🏡 index : github.com/captn3m0/skills-introduction-to-repository-management.git

Diff

 SECURITY.md | 28 ++++++++++++++++++++++++++++
 1 file changed, 28 insertions(+)

diff --git a/SECURITY.md b/SECURITY.md
new file mode 100644
index 0000000..5c4ac85 100644
--- /dev/null
+++ a/SECURITY.md
@@ -1,0 +1,28 @@
# Mergington High School Security Policy

## Reporting a Vulnerability

At Mergington High, we take the security of our Extra-Curricular Activities website seriously, especially
since it contains student information. If you discover a security vulnerability, please follow these steps:

1. **Do not** create an issue on this repository, disclose the vulnerability publicly, or discuss it with other teachers/students.
1. In the top navigation of this repository, click the **Security** tab.
1. In the top right, click the **Report a vulnerability** button.
1. Fill out the provided form.
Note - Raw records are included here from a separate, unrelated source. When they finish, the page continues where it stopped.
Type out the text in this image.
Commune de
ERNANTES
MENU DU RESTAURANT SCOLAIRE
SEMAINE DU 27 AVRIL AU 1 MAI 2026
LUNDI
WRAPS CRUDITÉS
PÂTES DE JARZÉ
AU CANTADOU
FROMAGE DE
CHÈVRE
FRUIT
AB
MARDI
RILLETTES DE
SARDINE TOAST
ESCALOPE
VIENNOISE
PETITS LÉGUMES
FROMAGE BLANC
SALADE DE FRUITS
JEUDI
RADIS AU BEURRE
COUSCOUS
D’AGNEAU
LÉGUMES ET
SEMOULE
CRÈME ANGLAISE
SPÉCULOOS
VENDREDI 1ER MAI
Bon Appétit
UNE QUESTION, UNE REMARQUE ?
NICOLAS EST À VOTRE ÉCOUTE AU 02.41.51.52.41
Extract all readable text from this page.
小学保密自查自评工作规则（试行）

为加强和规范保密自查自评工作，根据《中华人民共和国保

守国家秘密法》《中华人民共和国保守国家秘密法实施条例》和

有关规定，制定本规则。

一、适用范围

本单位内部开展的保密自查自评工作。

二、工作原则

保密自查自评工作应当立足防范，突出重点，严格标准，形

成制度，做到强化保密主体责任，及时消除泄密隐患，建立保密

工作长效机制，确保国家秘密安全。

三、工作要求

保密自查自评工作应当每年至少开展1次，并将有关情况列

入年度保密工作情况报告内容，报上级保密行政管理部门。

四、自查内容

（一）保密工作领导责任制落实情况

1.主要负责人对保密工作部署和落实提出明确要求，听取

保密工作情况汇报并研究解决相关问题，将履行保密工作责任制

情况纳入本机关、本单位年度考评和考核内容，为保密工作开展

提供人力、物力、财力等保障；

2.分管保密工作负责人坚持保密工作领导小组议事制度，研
It will request information like:
   - A description of the vulnerability
   - Steps to reproduce the issue
   - Potential impact on student data or website functionality
   - Suggested fix (if you have one)
1. Email the IT Club faculty advisor at techsupport@mergingtonhigh.example.edu and inform them you have made a report. **Do not** include any vulnerability details.

## Response Timeline

- We will acknowledge receipt of your report within 2 school days
- We will provide an initial assessment within 5 school days
- Critical issues affecting student data will be addressed immediately
- We will create a private fork to solve the issue and invite you as a collaborator so you can see our progress and contribute.

## Thank You

Your help in keeping our school's digital resources secure is greatly appreciated!
Responsible disclosure of security vulnerabilities helps protect our entire school community.